Among authors, there is a big debate: do on the positive reviews matter or can readers be swayed just as much by the negative ones? I asked TV programming strategy pal (and fellow bookworm) Judith Orlowski to weigh in on this-- and think about at least one book that she found online. (You can find her on Linkedin.)
Here's what she has to say:
I was looking for a book at a time when life was just not as much fun as it used to be.
Normally I don't read comedy but thought this time, why not?
I scanned the Usual Suspects -Amazon, Bookbub and so on. Then on Goodreads, a certain (unknown) reviewer mentioned that Tim Dorsey had another novel out with his demented serial killer protagonist Serge. The novel was called Atomic Lobster. I knew that this wasn't going to be just any old killer.
I bought it-- and then I read by tiny kindle light while my husband slept. By the time that Serge and his drug addled sidekick were debating the relative aesthetic merits of straight-to-video release of "Bum Fights" vs. the sequel to "Clowns versus Mimes", I surrendered to tears of laughter. I have read others in the series (there are over a dozen) -- but few are as funny as this one, in which Serge rids the country of scumbags.
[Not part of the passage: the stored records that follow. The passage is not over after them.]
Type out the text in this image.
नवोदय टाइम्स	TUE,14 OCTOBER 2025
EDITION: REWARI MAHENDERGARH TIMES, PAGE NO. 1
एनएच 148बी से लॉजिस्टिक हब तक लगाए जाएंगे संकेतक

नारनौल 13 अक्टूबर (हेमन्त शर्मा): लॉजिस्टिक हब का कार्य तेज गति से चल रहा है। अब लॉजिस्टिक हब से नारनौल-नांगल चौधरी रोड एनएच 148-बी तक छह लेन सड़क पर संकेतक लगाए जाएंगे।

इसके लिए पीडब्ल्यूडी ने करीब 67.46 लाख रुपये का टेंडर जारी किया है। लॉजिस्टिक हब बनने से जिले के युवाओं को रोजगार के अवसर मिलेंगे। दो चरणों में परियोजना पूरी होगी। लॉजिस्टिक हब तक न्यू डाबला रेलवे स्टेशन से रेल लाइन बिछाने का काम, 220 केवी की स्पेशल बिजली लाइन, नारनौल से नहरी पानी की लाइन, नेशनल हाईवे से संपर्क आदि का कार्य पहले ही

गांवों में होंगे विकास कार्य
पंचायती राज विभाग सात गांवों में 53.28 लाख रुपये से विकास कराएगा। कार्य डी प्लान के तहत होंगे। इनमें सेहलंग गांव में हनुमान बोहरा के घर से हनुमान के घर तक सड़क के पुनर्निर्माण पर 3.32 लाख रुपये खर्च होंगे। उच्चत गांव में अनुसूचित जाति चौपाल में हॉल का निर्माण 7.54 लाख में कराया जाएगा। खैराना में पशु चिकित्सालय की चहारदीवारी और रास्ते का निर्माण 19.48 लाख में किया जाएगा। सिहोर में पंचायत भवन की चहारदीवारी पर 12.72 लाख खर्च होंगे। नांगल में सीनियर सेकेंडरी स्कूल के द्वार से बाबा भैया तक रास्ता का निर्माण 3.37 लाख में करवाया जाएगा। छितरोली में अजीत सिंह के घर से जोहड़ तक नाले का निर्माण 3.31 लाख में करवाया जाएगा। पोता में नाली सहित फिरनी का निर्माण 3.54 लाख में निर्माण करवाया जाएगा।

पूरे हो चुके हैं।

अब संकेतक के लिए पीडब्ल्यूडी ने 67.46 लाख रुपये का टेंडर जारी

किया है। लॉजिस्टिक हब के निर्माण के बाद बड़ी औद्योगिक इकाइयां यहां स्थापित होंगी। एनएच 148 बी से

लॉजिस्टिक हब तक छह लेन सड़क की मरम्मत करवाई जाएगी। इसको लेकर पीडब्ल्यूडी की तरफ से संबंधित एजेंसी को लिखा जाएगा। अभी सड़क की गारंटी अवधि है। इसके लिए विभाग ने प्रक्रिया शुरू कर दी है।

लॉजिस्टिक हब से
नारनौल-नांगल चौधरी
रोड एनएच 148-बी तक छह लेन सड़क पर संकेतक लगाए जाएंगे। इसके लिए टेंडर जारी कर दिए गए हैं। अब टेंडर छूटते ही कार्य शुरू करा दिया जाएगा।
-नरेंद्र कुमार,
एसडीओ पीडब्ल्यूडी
Here is what I did not mention: the Goodreads reviewer hated the book! But he or she described it in a way that it sound like "my kinda thing." I don't remember the name of the reviewer or the phrases that made me snag the book. But let me say thank you-- wherever he or she may be.
1 comment:
Thanks to Judith's guest post, I grabbed a copy of Tim Dorsey's book -- and yes, it is funny.